Speaking to his young widow after the funeral the writer quoted the verse, “Pure religion and undefiled before God and the Father is this, to visit the fatherless and widows in their affliction, and to keep himself unspotted from the world” (James 1:27).

This verse should be a great comfort to the fatherless and widows, as it shows they are God’s special care. Even under the Mosaic Law this was so. We read, “When thou cuttest down thine harvest in thy field, and hast forgot a sheaf in the field, thou shalt not go again to fetch it: it shall be for the stranger, for the fatherless and for the widow: that the Lord thy God may bless thee in all the work of thine hands” (Deut. 24:1). And this is only one verse of many framed on these lines.

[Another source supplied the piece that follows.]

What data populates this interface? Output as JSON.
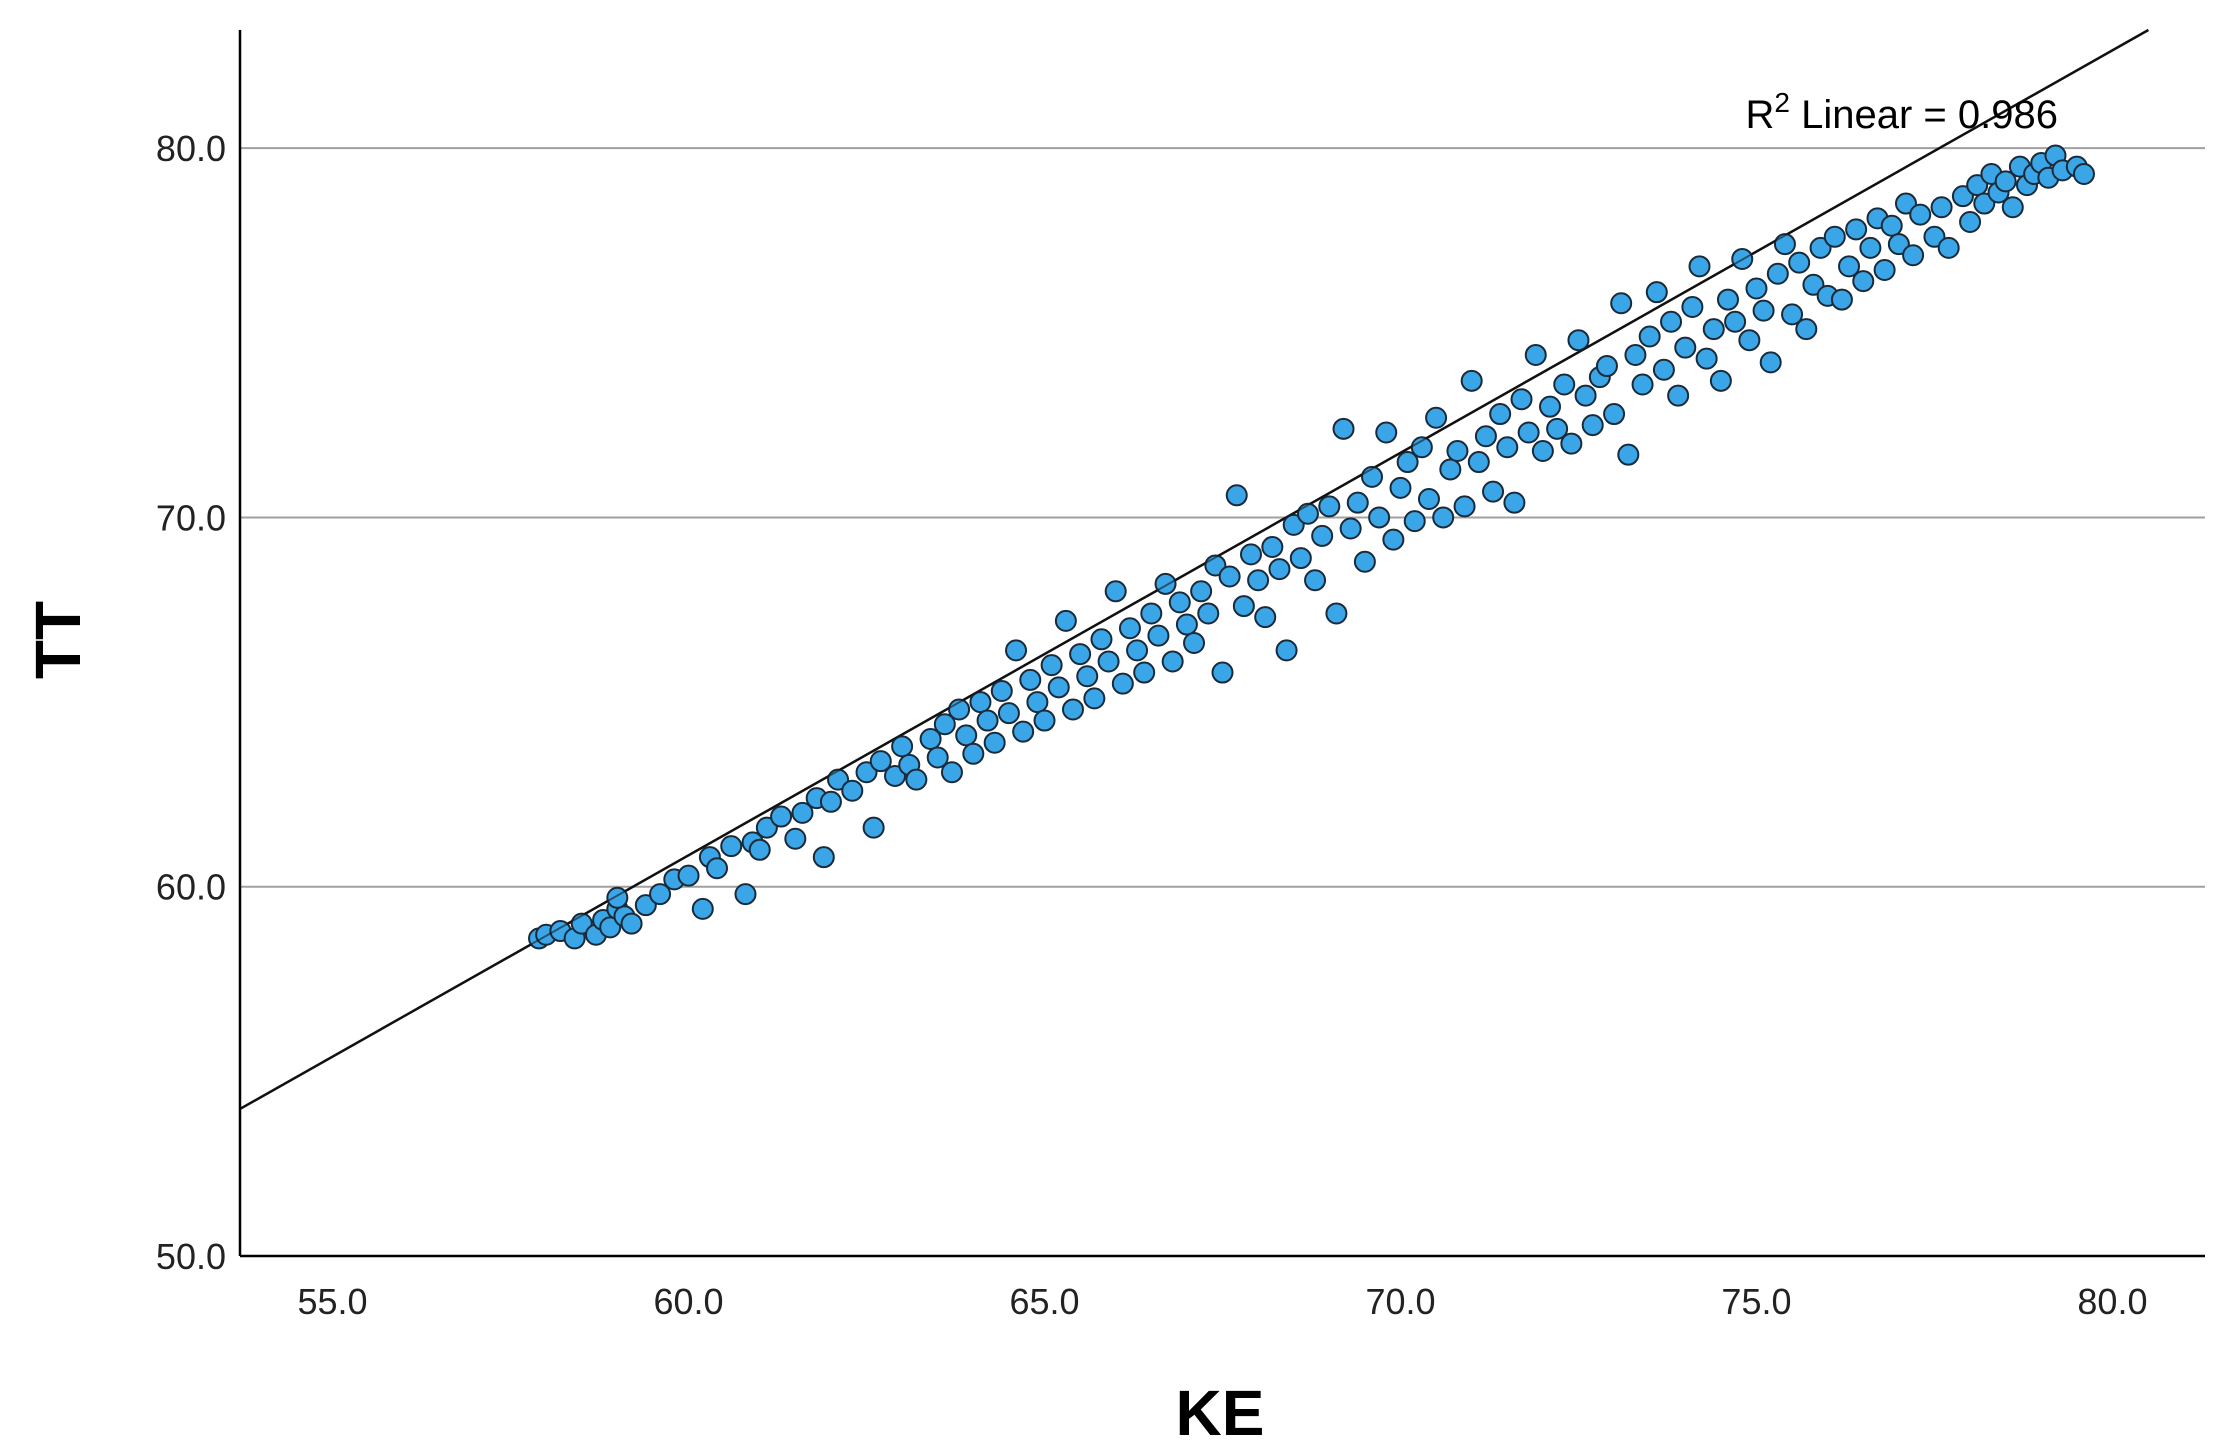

But to return to our verse, which well bears inspection. First there is the invocation—“Before God and the Father.” Does this not show how “pure religion and undefiled” is noted by God our Father Himself? Then further it seems on first sight to us that the exhortation “to visit the fatherless and the widows in their affliction” should come after that enjoined, in the words, “To keep himself unspotted from the world.” We should have thought that the latter should have come first, if at all. There are so many good things the Christian can do that we wonder why this particular form of Christian activity should have this prominence.

What then is the answer? It is that God, our Father, has a special care for the fatherless and the widow, and therefore puts this exhortation first; and further, may not the reason be that we are slow to care for the fatherless and the widow? Anyhow, here is a very powerful and potent exhortation—and we do well to pay heed to it.

And, further, to visit “the fatherless and the widow in their affliction” does not limit our activity to comforting words. James, the writer of the epistle is very practical. He says “If a brother or sister be naked, and destitute of daily food, and one of you say to them, Depart in peace, be ye warmed and filled; notwithstanding ye give them not those things which are needful to the body; what doth it profit?” (James 2:15-16).

So our visiting should be practical. If we called on a widow and her children left in affluence, it might well be that a few well-chosen words said in true sympathy might convey true comfort. But suppose we visit a poor widow and destitute children, a few pious words with no material help might only harden a widow in her grief.

The writer, James, is practical, and would have had much sympathy with the Quaker Christian. A crowd gathered round a man who had sustained a big loss in the death of the animal that drew the cart with which he prosecuted his business. Loud were the exclamations of pity and sympathy on the lips of many. But the Quaker was practical. He said to the poor man, “I’m sorry half-a-crown” and slipped the coin into his hand.

Let this exhortation of the writer James have its practical effect and may it be a comfort to the fatherless and the widow as showing that they are the special care of God, our Father, in heaven.